The provisions of Article 312 (2) of the Criminal Procedure Act concerning restrictions on the admissibility of evidence of the interrogation protocol prepared by investigation agencies other than the prosecutor shall apply not only to the accused who was the suspect but also to the relationship with the other accused who was the co-suspect.

[Reference Provisions]

Article 312 of the Criminal Procedure Act

Reference Cases

Supreme Court Decision 79Do287 Delivered on April 10, 1979

Defendant Saryary and Appellants for Custody

Defendant Saryary and Appellants for Custody

Appellant

Prosecutor

Defense Counsel

Attorney Park Tae-ok

Judgment of the lower court

Gwangju High Court Decision 83No7,83No2 delivered on November 24, 1983

Text

The appeal is dismissed.

Reasons

We examine the prosecutor's grounds of appeal.

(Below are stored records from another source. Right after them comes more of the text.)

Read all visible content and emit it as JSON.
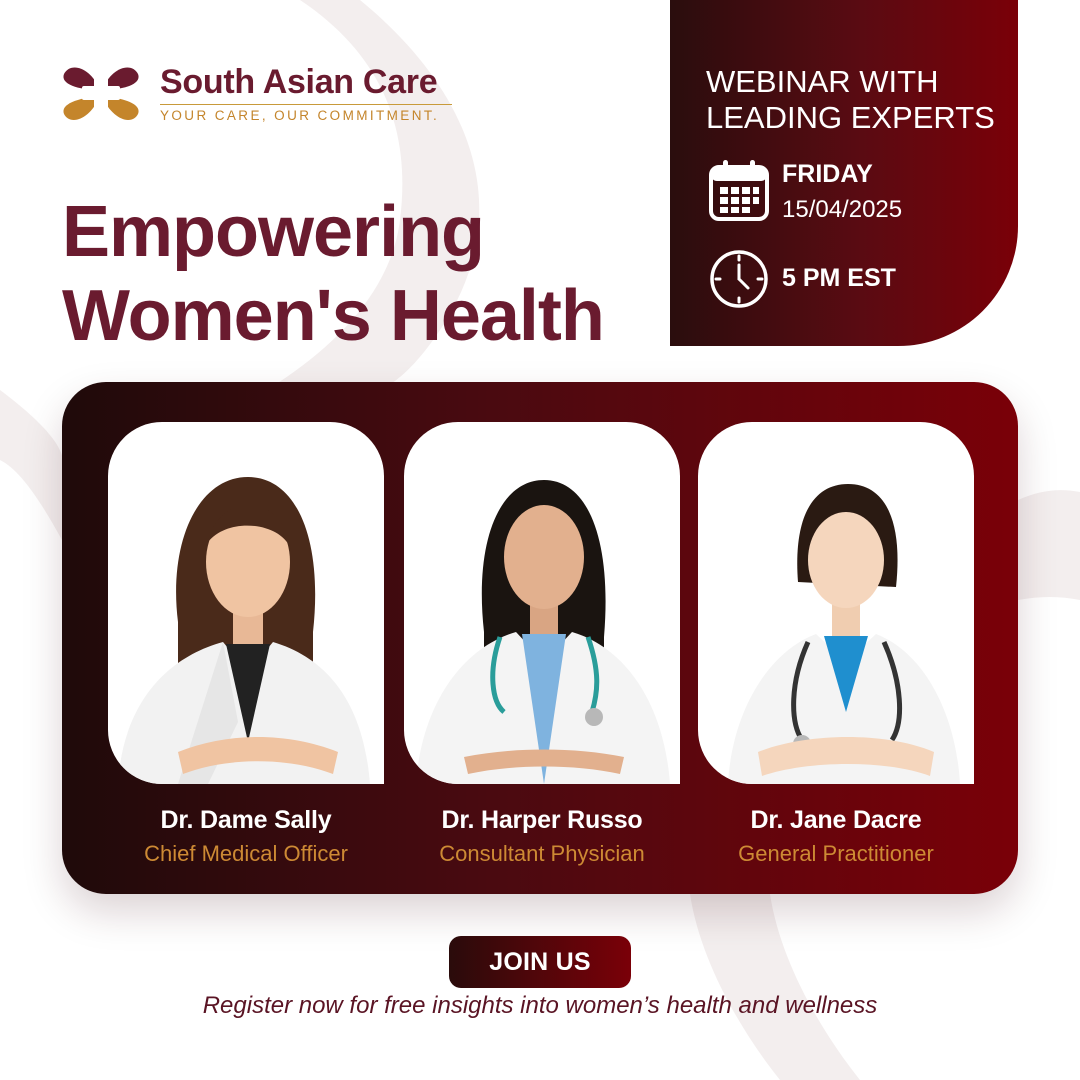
{
  "brand": {
    "name": "South Asian Care",
    "tagline": "YOUR CARE, OUR COMMITMENT."
  },
  "headline": {
    "line1": "Empowering",
    "line2": "Women's Health"
  },
  "webinar": {
    "title_line1": "WEBINAR WITH",
    "title_line2": "LEADING EXPERTS",
    "day": "FRIDAY",
    "date": "15/04/2025",
    "time": "5 PM EST",
    "calendar_icon": "calendar-icon",
    "clock_icon": "clock-icon"
  },
  "speakers": [
    {
      "name": "Dr. Dame Sally",
      "role": "Chief Medical Officer"
    },
    {
      "name": "Dr. Harper Russo",
      "role": "Consultant Physician"
    },
    {
      "name": "Dr. Jane Dacre",
      "role": "General Practitioner"
    }
  ],
  "cta": {
    "button_label": "JOIN US",
    "register_text": "Register now for free insights into women’s health and wellness"
  },
  "colors": {
    "brand_maroon": "#6a1b2f",
    "accent_gold": "#c4852b",
    "panel_dark": "#2a0d0d",
    "panel_red": "#7a0008"
  }
}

1. The provisions of Article 312 (2) of the Criminal Procedure Act concerning restrictions on the admissibility of evidence of the suspect interrogation protocol prepared by investigation agency other than the public prosecutor shall apply not only to the defendant who was the suspect in question but also to the relation to other defendant who was the co-suspect (see Supreme Court Decision 79Do287 delivered on April 10, 1979). In the same purport, the judgment of the court below that the interrogation protocol prepared for handling affairs by the judicial police officer against non-indicted 1 who was the co-suspect in the same purport is not admissible, and there is no reason to argue that the judgment of the court below

2. In addition, according to the original trial, the contents of the protocol of examination of Nonindicted 1 prepared by the prosecutor as to Nonindicted 1 in the protocol of interrogation of the public prosecutor cannot be trusted in light of the changes of the defendant and the respondent for defense, or the testimony of the court of first instance and the court of original instance. However, although the defendant and the respondent for defense cannot be trusted, the testimony of the above witness cannot be trusted, the court below rejected the protocol of examination of Nonindicted 1 in the protocol of examination of the prosecutor, which is obvious evidence of guilt, in violation of the rules of evidence

However, according to the records, we affirm the judgment of the court below that the contents of the protocol of examination of the non-indicted 1 prepared by the prosecutor as to the non-indicted 1 in light of the witness's testimony or the change of the defendant's and the respondent's defense, it is insufficient to use it as evidence to recognize the facts charged against the defendant and the respondent's defense, and it cannot be viewed that there is any violation of the rules of evidence against the rules of

3. Therefore, the appeal is dismissed. It is so decided as per Disposition by the assent of all participating judges.

Justices Kim Young-ju (Presiding Justice)

Since the erroneously refunded of the Supreme Court judges is during overseas business trips, it is impossible to sign and seal.The judge of the Supreme Court is the vice versa.